Ghana is less than two weeks removed from its own presidential inauguration, when John Atta Mills took the oath of office, so there may be a hangover effect. Obama didn't make the front page of any of the daily newspapers. A proposed presidential pay raise OK'd in the final days, earlier this month, of the previous parliament, was the big news in several major dailies. That said (I hate when politicians say "that said" because it means the opposite of the prior point is coming) the Obama inauguration is the lead story on Ghanaian radio.
Dauda Abdullahi, 46, listened to Obama's speech on his car radio. He took a break from work — he runs Wadata Fashion store near Kwame Nkrumah Circle (named for Ghana's first president) — to sit in his car and listen to Obama. He marveled that white America elected a black person as president, but black Kenya struggles with tribal in-fighting. "They are all blacks," he said. "We should learn something about this."
Like everywhere, Obamamania has meant business in Ghana, whether it's selling T-shirts or posters. Not to be outdone, the Duplex restaurant in the Osu neighborhood erected a placard on the sidewalk that read: "Obama Inauguration, 1 Free Beer, 5 p.m." But I kept walking because there was an Irish pub, called Ryan's, just a block away. And you're bound to find a few opinions at an Irish pub. Sure enough, Ghanaian lawyer Kwabla Senanu, 50, and his friend, British businessman Roger Walters, 65, weighed in on Obama. Walters likened Obama's message of hope to that of Winston Churchill, who inspired war-battered Brits. But just as inspirational, he said, was Margaret Thatcher, who was the UK's prime minister from 1979 to 1990. He credited the conservative leader for stopping an economic decline, and putting the "Great" back in Britain, as Thatcher has stated. Senanu says Obama reminds him a bit of former Ghana president J.J. Rawlings, in a roll-up-your-sleeves way, not in a military coup way. Rawlings twice led successful coups, but eventually brought democracy back to Ghana. Senanu tried to attend the inauguration of Atta Mills on Dec. 7 in Independence Square, but he turned his car around because of the overflow crowds.

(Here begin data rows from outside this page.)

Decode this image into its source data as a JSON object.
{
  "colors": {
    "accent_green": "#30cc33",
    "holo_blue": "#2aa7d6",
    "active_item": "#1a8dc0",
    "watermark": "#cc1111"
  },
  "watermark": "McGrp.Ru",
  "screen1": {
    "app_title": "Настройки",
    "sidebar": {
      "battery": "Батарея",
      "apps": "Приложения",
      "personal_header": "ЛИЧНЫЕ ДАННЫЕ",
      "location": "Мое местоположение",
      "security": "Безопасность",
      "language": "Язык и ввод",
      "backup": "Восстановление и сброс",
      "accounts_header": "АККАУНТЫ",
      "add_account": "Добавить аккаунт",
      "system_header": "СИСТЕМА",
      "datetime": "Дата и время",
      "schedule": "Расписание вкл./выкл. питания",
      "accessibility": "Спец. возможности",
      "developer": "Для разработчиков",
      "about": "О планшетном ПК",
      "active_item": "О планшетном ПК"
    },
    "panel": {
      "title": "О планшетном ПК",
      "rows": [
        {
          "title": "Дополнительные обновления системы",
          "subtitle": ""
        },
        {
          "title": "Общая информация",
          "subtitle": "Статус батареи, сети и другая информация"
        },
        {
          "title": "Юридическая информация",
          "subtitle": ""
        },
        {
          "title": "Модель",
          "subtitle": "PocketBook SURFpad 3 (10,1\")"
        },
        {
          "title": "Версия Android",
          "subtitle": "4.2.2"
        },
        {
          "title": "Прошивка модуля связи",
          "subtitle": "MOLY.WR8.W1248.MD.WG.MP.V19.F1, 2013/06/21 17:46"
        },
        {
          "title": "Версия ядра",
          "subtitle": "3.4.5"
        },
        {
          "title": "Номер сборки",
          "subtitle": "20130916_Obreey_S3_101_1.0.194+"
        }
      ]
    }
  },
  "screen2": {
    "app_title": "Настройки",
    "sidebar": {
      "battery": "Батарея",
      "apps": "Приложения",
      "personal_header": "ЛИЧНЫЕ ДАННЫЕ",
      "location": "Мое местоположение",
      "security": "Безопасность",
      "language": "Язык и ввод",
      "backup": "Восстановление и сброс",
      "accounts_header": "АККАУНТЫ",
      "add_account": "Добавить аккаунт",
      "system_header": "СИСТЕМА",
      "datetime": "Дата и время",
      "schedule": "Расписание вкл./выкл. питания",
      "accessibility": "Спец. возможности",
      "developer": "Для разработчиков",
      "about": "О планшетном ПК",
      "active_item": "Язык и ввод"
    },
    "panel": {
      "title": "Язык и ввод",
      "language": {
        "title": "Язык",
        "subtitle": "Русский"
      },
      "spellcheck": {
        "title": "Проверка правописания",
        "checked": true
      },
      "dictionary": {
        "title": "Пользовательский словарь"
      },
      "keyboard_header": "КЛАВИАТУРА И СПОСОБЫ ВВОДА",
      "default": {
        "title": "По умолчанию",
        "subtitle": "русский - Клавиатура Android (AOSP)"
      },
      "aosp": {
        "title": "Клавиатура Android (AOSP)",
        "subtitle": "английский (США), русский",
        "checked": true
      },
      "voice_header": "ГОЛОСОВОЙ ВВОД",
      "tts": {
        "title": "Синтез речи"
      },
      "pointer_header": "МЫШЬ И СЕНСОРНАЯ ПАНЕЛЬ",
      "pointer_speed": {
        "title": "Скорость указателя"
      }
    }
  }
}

U.S. resident Colin Waugh watched the speech at Champs Sports Bar, which is popular with expats of all stripes. He wondered if Obama's slip-up during his swearing-in was "a sop to his predecessor, as if to say that everyone is human." Waugh, whose book "Paul Kagame and Rwanda" was published in 2004, says expectations are high everywhere, not just in Africa. "They're probably higher in America even. I think people are used to being disappointed more in Africa than at home perhaps."